Luna était installée au fond, adossée sous un tableau et espérait que cette réunion s'achève bientôt. Il ne manquait plus que Nash et elle se faisait impatiente. Elle avait un mal de ventre lié à ses périodes et avait prévenu Shayne que peu importe ce qui se passerait ce jour-là, qu'il ne faudrait pas compter sur elle afin de sortir de la capitale. Elle devrait rester ici jusqu'à ce que son mal soit passé.
Gabriel observa l'expression endolorie de Luna et grimaça par compassion. Il reconnaissait cette expression pour l'avoir habituellement lorsqu'il avait une vilaine indigestion.
— Ouf, encore ces vilains maux de ventre ? dit-il.
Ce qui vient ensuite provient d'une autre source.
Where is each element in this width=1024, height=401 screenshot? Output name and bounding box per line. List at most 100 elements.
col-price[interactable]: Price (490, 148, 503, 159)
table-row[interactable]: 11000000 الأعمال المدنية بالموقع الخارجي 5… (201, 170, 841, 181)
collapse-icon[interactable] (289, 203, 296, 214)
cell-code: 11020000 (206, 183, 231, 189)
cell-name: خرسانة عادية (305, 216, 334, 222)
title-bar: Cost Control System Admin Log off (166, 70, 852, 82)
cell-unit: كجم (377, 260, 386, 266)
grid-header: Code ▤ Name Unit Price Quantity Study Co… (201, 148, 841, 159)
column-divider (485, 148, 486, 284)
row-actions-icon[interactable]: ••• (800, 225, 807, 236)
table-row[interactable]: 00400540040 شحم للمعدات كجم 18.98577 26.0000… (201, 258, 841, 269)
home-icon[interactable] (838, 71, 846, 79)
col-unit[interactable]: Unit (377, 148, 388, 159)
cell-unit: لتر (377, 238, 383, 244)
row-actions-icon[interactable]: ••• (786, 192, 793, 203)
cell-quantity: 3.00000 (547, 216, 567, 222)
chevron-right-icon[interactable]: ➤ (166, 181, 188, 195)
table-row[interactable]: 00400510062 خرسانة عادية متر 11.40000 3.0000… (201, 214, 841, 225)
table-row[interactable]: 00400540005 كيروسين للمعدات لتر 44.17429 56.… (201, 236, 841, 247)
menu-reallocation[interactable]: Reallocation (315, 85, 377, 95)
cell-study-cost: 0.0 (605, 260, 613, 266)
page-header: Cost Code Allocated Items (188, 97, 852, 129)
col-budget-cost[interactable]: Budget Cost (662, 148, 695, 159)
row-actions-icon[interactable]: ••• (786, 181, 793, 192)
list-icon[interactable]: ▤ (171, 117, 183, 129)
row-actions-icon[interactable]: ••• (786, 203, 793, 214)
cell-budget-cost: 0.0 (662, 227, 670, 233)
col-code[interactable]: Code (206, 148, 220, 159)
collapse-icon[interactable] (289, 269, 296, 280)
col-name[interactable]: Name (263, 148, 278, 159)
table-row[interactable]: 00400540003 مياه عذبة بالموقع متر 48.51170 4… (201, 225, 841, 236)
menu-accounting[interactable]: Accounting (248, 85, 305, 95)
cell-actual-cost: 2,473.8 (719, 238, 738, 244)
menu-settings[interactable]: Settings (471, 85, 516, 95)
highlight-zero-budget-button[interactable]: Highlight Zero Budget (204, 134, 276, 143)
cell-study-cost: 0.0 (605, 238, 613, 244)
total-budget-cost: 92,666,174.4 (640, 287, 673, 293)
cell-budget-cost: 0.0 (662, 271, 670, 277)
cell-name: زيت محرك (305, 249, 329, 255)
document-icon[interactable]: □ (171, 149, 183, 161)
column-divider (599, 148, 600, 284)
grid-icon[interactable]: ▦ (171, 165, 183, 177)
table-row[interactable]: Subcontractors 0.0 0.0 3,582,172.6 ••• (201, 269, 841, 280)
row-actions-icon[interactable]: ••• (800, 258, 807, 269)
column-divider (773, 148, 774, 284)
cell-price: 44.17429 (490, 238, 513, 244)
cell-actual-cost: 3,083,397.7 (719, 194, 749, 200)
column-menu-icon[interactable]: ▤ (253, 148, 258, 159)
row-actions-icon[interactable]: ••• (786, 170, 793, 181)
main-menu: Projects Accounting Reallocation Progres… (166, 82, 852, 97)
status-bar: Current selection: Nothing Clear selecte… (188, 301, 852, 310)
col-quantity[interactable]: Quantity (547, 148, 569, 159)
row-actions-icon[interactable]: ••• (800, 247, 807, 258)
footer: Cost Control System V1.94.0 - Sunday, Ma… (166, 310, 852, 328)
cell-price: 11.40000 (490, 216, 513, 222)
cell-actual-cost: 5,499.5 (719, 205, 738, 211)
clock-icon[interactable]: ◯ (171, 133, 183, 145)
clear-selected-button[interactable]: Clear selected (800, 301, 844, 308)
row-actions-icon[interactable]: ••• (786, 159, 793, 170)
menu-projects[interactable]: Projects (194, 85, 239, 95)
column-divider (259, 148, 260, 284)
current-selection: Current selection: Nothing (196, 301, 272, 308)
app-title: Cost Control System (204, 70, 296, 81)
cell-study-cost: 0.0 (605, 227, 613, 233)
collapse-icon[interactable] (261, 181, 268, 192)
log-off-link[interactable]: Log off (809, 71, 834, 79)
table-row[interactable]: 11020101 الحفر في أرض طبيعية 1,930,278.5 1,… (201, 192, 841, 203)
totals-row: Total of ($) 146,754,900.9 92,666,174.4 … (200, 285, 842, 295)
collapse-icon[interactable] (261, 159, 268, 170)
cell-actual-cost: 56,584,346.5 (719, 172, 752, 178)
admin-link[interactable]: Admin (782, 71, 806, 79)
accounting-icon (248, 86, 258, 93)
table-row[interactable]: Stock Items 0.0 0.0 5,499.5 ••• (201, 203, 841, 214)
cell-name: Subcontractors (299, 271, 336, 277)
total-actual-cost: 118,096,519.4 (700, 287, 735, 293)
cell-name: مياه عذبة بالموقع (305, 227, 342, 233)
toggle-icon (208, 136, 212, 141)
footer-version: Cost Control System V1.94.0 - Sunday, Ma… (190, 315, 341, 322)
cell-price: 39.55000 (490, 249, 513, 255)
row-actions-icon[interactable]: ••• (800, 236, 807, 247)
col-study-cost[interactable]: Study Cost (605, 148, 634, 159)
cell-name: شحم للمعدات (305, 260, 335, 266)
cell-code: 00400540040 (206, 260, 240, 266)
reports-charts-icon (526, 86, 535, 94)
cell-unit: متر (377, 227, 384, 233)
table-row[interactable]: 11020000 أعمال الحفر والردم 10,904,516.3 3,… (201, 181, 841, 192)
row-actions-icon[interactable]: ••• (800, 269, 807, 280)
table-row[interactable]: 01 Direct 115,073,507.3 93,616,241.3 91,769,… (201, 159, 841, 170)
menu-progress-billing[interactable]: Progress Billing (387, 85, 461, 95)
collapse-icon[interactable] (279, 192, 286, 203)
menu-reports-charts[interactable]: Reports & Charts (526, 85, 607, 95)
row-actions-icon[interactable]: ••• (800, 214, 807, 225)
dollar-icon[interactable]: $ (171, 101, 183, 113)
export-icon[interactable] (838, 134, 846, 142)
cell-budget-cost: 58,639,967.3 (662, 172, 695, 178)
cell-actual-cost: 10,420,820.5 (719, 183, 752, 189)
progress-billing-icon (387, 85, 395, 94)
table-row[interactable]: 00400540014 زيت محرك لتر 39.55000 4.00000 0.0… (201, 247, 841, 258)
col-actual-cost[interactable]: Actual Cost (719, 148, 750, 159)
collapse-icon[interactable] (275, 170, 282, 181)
— Ouais, aucun médicament n'est assez puissant pour calmer cette fichue douleur.
— Veux-tu que j'aille te chercher quelque chose au réfectoire ?
— Non... ça ira... soupira-t-elle.
Misaki était installée tout près de Luna et lisait un document qui semblait important. Concentrée, elle ignorait les autres. Shayne, de l'autre côté du bureau, attendait patiemment pour l'arrivée du capitaine.
Flint s'installa sur la chaise tout à côté de la guerrière. Il essayait de voir ce qu'elle lisait du coin de l'œil, mais les caractères étaient trop petits pour qu'il puisse lire à distance. Avait-il besoin de nouvelles lunettes ?
Shayne remarqua les bagues aux doigts des deux jeunes hommes et haussa des sourcils.
— Dites, vous vous êtes finalement mariés, vous deux ? demanda-t-il.
— Nous l'avons fait en février, dit Flint. En privé.
— Dommage, j'aurais aimé assister à la cérémonie. Vous êtes quand même des membres importants de notre communauté.
Misaki sursauta quand elle entendit cette nouvelle. Elle rangea le document sur le bureau et se leva pour aller serrer la main de Flint et celle de Gabriel, afin d'aller les féliciter. Cassandra était coincée dans un coin, pendant que le colosse et la guerrière s'enlaçaient amicalement. Durant un instant, elle crut qu'elle allait se faire écraser par le golem lorsqu'on cogna à la porte. C'était Nash.
L'albinos reprit sa position initiale, Gabriel se tassa et laissa le capitaine entrer. La première chose qu'il fit, fut de prendre Flint par la main et de le tirer en dehors de la pièce pour l'emmener ailleurs. Il ordonna au mari de celui-ci de les suivre, laissant le reste du groupe à l'intérieur du bureau de Shayne.
— Mais que se passe-t-il ? commenta Cassandra, confuse.